Bedridden Dutch-American comic, writer and TEDx speaker. Adhesive arachnoiditis and SCI. Ketamine infusions and comedy help!

Kaatje has collected an excellent set of references to back up what she says (unlike Kolodny and Ballentine, who speak off the cuff using statistics from a decade ago).

There are many useful articles in this list of references, so I’ve included them here.

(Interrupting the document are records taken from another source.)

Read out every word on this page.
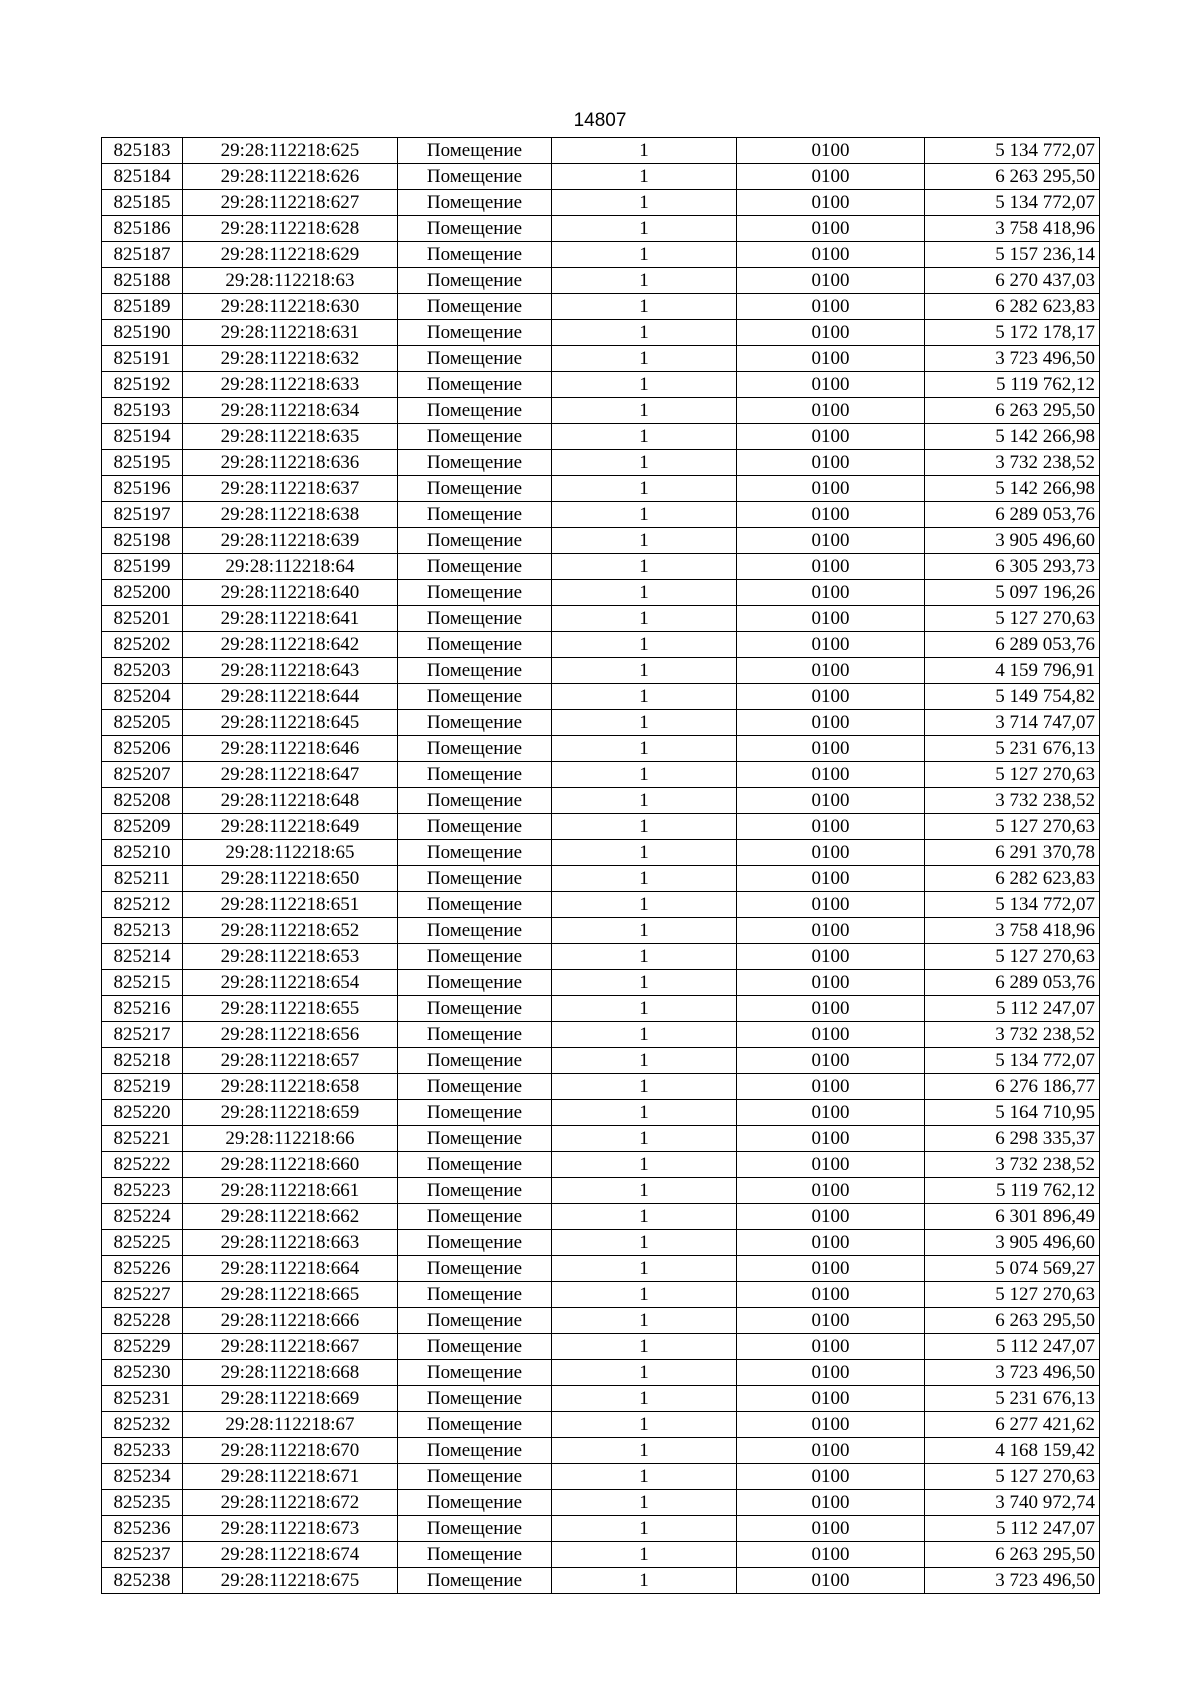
14807
825183	29:28:112218:625	Помещение	1	0100	5 134 772,07
825184	29:28:112218:626	Помещение	1	0100	6 263 295,50
825185	29:28:112218:627	Помещение	1	0100	5 134 772,07
825186	29:28:112218:628	Помещение	1	0100	3 758 418,96
825187	29:28:112218:629	Помещение	1	0100	5 157 236,14
825188	29:28:112218:63	Помещение	1	0100	6 270 437,03
825189	29:28:112218:630	Помещение	1	0100	6 282 623,83
825190	29:28:112218:631	Помещение	1	0100	5 172 178,17
825191	29:28:112218:632	Помещение	1	0100	3 723 496,50
825192	29:28:112218:633	Помещение	1	0100	5 119 762,12
825193	29:28:112218:634	Помещение	1	0100	6 263 295,50
825194	29:28:112218:635	Помещение	1	0100	5 142 266,98
825195	29:28:112218:636	Помещение	1	0100	3 732 238,52
825196	29:28:112218:637	Помещение	1	0100	5 142 266,98
825197	29:28:112218:638	Помещение	1	0100	6 289 053,76
825198	29:28:112218:639	Помещение	1	0100	3 905 496,60
825199	29:28:112218:64	Помещение	1	0100	6 305 293,73
825200	29:28:112218:640	Помещение	1	0100	5 097 196,26
825201	29:28:112218:641	Помещение	1	0100	5 127 270,63
825202	29:28:112218:642	Помещение	1	0100	6 289 053,76
825203	29:28:112218:643	Помещение	1	0100	4 159 796,91
825204	29:28:112218:644	Помещение	1	0100	5 149 754,82
825205	29:28:112218:645	Помещение	1	0100	3 714 747,07
825206	29:28:112218:646	Помещение	1	0100	5 231 676,13
825207	29:28:112218:647	Помещение	1	0100	5 127 270,63
825208	29:28:112218:648	Помещение	1	0100	3 732 238,52
825209	29:28:112218:649	Помещение	1	0100	5 127 270,63
825210	29:28:112218:65	Помещение	1	0100	6 291 370,78
825211	29:28:112218:650	Помещение	1	0100	6 282 623,83
825212	29:28:112218:651	Помещение	1	0100	5 134 772,07
825213	29:28:112218:652	Помещение	1	0100	3 758 418,96
825214	29:28:112218:653	Помещение	1	0100	5 127 270,63
825215	29:28:112218:654	Помещение	1	0100	6 289 053,76
825216	29:28:112218:655	Помещение	1	0100	5 112 247,07
825217	29:28:112218:656	Помещение	1	0100	3 732 238,52
825218	29:28:112218:657	Помещение	1	0100	5 134 772,07
825219	29:28:112218:658	Помещение	1	0100	6 276 186,77
825220	29:28:112218:659	Помещение	1	0100	5 164 710,95
825221	29:28:112218:66	Помещение	1	0100	6 298 335,37
825222	29:28:112218:660	Помещение	1	0100	3 732 238,52
825223	29:28:112218:661	Помещение	1	0100	5 119 762,12
825224	29:28:112218:662	Помещение	1	0100	6 301 896,49
825225	29:28:112218:663	Помещение	1	0100	3 905 496,60
825226	29:28:112218:664	Помещение	1	0100	5 074 569,27
825227	29:28:112218:665	Помещение	1	0100	5 127 270,63
825228	29:28:112218:666	Помещение	1	0100	6 263 295,50
825229	29:28:112218:667	Помещение	1	0100	5 112 247,07
825230	29:28:112218:668	Помещение	1	0100	3 723 496,50
825231	29:28:112218:669	Помещение	1	0100	5 231 676,13
825232	29:28:112218:67	Помещение	1	0100	6 277 421,62
825233	29:28:112218:670	Помещение	1	0100	4 168 159,42
825234	29:28:112218:671	Помещение	1	0100	5 127 270,63
825235	29:28:112218:672	Помещение	1	0100	3 740 972,74
825236	29:28:112218:673	Помещение	1	0100	5 112 247,07
825237	29:28:112218:674	Помещение	1	0100	6 263 295,50
825238	29:28:112218:675	Помещение	1	0100	3 723 496,50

  1. Cauda Equina Syndrome
  2. Opioid Metabolism
  3. Controlled Substance Act
  4. Alcohol Epidemic
  5. Opioid Epidemic Deception
  6. Overdose Deaths by Heroin/Fentanyl 71percent
  7. Washington Legal Foundation and PROP
    Legal Complaint Filed Against CDC Opioid Guidelines
  8. Physicians for Responsible Opioid Prescribing
  9. Dr Kolodny refers to “Heroin” Pills
  10. Dr Ballantyne’s Narrative
  11. Millennium Opioid Metabolite DNA Test
  12. Opioid Serum Measurements
  13. Medical Advisory Committee
  14. NYT: Addiction Treatment with a Dark Side
    Addiction Treatment With a Dark Side
  15. Sharp Rise in Buprenorphine ER Visits
  16. Heroin and Buprenorphine Molecular Profile]
  17. Q&A with Dr. Kolodny, Phoenix House
  18. Fentanyl, as Reported by CNN
  19. NIH Estimates Pain Patient “Addiction” 5 Percent
  20. Pain Patient “Opioid Use Disorder” without Risk Factors 0.19 percent
  21. Rebuttal by Dr. Kolodny and Dr. Ballantyne
  22. Morphine Equivalent Dosing
  24. Red Lawhern, PhD and Pain Patient Advocate
  25. Jacob Sullum Reason
  26. Unleashed, Matt Connarton Interviews Red Lawhern 11/28/18

3 thoughts on “It’s a (illicit) Fentanyl Crisis, Stupid!

  1. Judith E Hizer

    This just may be your most important post yet. I am a chronic pain patient who is severely allergic to opiods (think anaphylaxis and ER visit). So I can very well tell you what can happen to patients whose pain is under-treated or un-treated. I’ve lost many of my normal functions including my autonomic nervous system, sleep, focus and concentration… It took a long time to find pain medication I could tolerate (due to a mast cell disorder) and to figure out how to handle breakthrough pain. Even with this I have some pretty serious limitations. So much everyday stuff that I can’t do. I share your posts often in solidarity with my pain warrior community who can and do take opioids responsibly and are being used as a scapegoat. Are there people who get addicted to opioids? Absolutely. But not nearly as many as one might think. And not everyone is irresponsible enough to let it fester if it happens. I once had a friend who said they were addicted after needing it for severe radiation burns due to a medical error. This friend immediately took steps to recover and never slid into the abyss. Never once bought anything illicit. Never returned to it. … I am not naive enough to not think that pharma companies don’t have their own hand in this conversation as much as the addiction recovery industry. But it is vital that this conversation include voices from the chronic pain community as well as from the scientific community. And you do that well. Thank you.

    Liked by 2 people

    1. Zyp Czyk Post author

      It seems like our society wants to blame everyone except the one who ended up addicted: Pharma companies, doctors, and pain patients.

      Why do people with addiction get a pass when pain patients are held responsible for their own pain?